What are shadow loops?
Shadow loops are recording of spoken Japanese that are played on repeat.
They’re a great tool to improve listening comprehension and pronunciation as well.
They can be found here, or by going to Library > Activities > Shadow Loops.
On that page, you’ll notice 3 separate albums which will automatically fill up based on your progression in NativShark.
They contain audio from the Lessons, Dialgoues, and Vocab that you have seen in the Units you have completed up to this point.
*Currently, Shadow Loops automatically populate audio up to early Phase Two as you keep progressing. We’re looking to expand this to the current content in the future.
Why use Shadow Loops?
Improving listening comprehension
Shadow Loops can help you to recognize how sounds are commonly shortened, underpronounced, or otherwise changed when spoken at natural speed.
They help train your brain to pick up how the language sounds at normal, everyday speed. And sometimes that can be really fast for us at the start, but that’s why we use them; to help us get a stronger foothold in our listening comprehension.

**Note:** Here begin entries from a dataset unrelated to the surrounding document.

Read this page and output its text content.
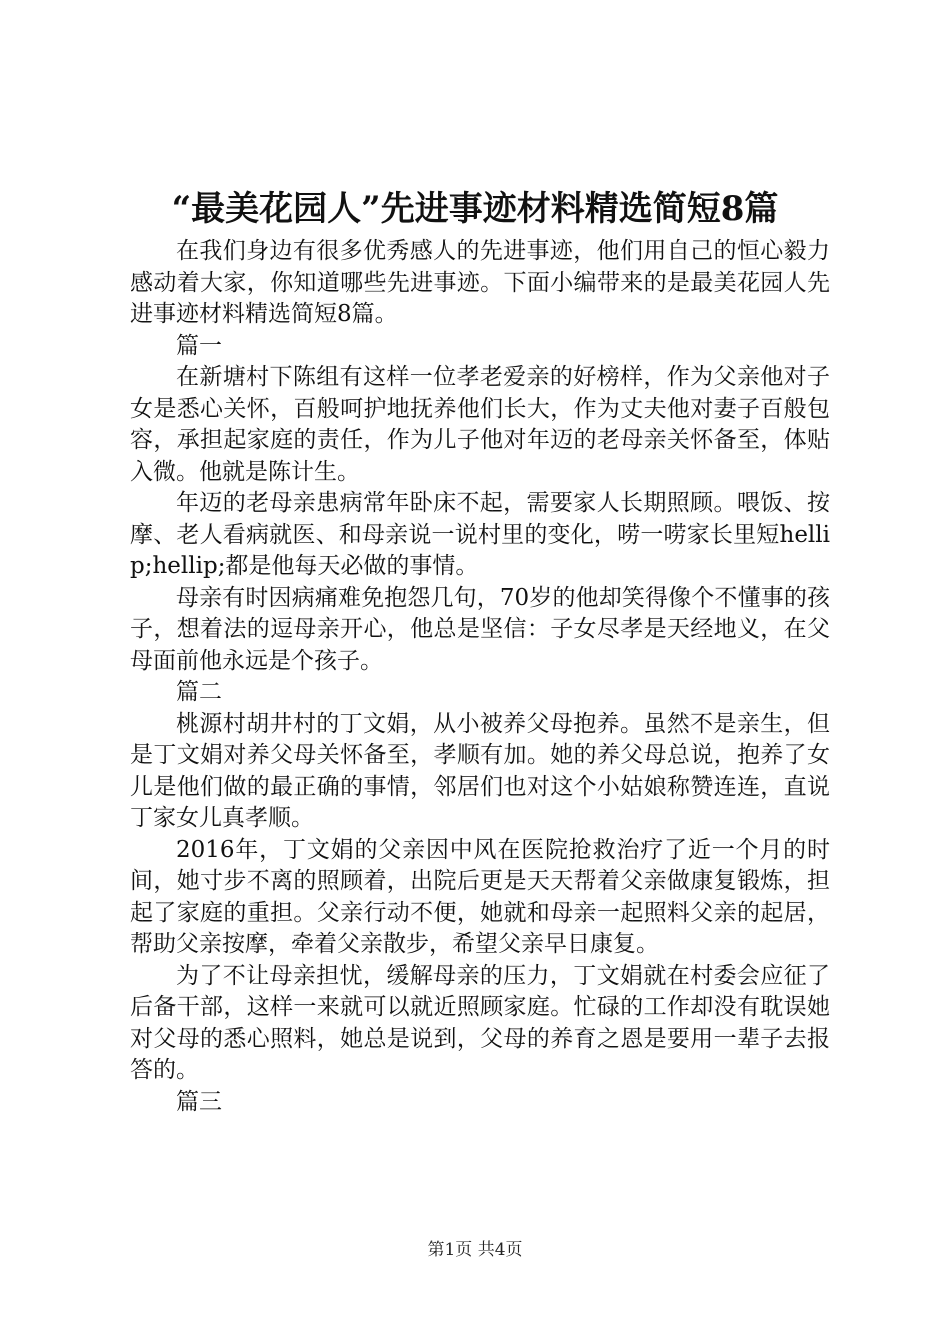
“最美花园人”先进事迹材料精选简短8篇

在我们身边有很多优秀感人的先进事迹，他们用自己的恒心毅力感动着大家，你知道哪些先进事迹。下面小编带来的是最美花园人先进事迹材料精选简短8篇。

篇一

在新塘村下陈组有这样一位孝老爱亲的好榜样，作为父亲他对子女是悉心关怀，百般呵护地抚养他们长大，作为丈夫他对妻子百般包容，承担起家庭的责任，作为儿子他对年迈的老母亲关怀备至，体贴入微。他就是陈计生。

年迈的老母亲患病常年卧床不起，需要家人长期照顾。喂饭、按摩、老人看病就医、和母亲说一说村里的变化，唠一唠家长里短hellip;hellip;都是他每天必做的事情。

母亲有时因病痛难免抱怨几句，70岁的他却笑得像个不懂事的孩子，想着法的逗母亲开心，他总是坚信：子女尽孝是天经地义，在父母面前他永远是个孩子。

篇二

桃源村胡井村的丁文娟，从小被养父母抱养。虽然不是亲生，但是丁文娟对养父母关怀备至，孝顺有加。她的养父母总说，抱养了女儿是他们做的最正确的事情，邻居们也对这个小姑娘称赞连连，直说丁家女儿真孝顺。

2016年，丁文娟的父亲因中风在医院抢救治疗了近一个月的时间，她寸步不离的照顾着，出院后更是天天帮着父亲做康复锻炼，担起了家庭的重担。父亲行动不便，她就和母亲一起照料父亲的起居，帮助父亲按摩，牵着父亲散步，希望父亲早日康复。

为了不让母亲担忧，缓解母亲的压力，丁文娟就在村委会应征了后备干部，这样一来就可以就近照顾家庭。忙碌的工作却没有耽误她对父母的悉心照料，她总是说到，父母的养育之恩是要用一辈子去报答的。

篇三

第1页 共4页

One thing’s for sure: If you don’t know what it’s supposed to sound like, you can’t pronounce it yourself. While we’re improving our listening abilities, our pronunciation abilities will begin to follow suit passively.
That said, we can be active in improving our pronunciation as well, and repeat sentences we hear as well, trying to copy the intonation, shortening of sounds, pitch, and other variations in each of the sentences. This is known as “shadowing” and can be very helpful for when you want to focus on both improving your pronunciation and your listening comprehension.
It can be helpful to have a longer pause in between each track when you’re repeating what you hear, which can be adjusted on the tracks by clicking the plus or minus on the stopwatch as shown here:
How do I use Shadow Loops?
There are many ways to use Shadow Loops, and they’re all correct and can help you in different ways. We recommend a mix of all of these methods as it suits your schedule, study time, and motivation~
Keep in mind no matter what you do or how often you do it, if you’re listening to these, you’re making progress^^
This is you listening with full focus and perhaps even pausing to repeat and copy pronunciation.
This can be especially helpful for when you’re struggling hearing a certain sound in a sentence… or you’re absolutely certain the speakers literally aren’t saying some piece of it.
You can also be doing other things like going on walks, cooking, or any other daily activities you do where you can’t focus fully on studying but still want to be making progress towards your language goals.
You can just listen and make mental notes about a few things you hear, but just listening is more than enough when we’re trying to be low-focus.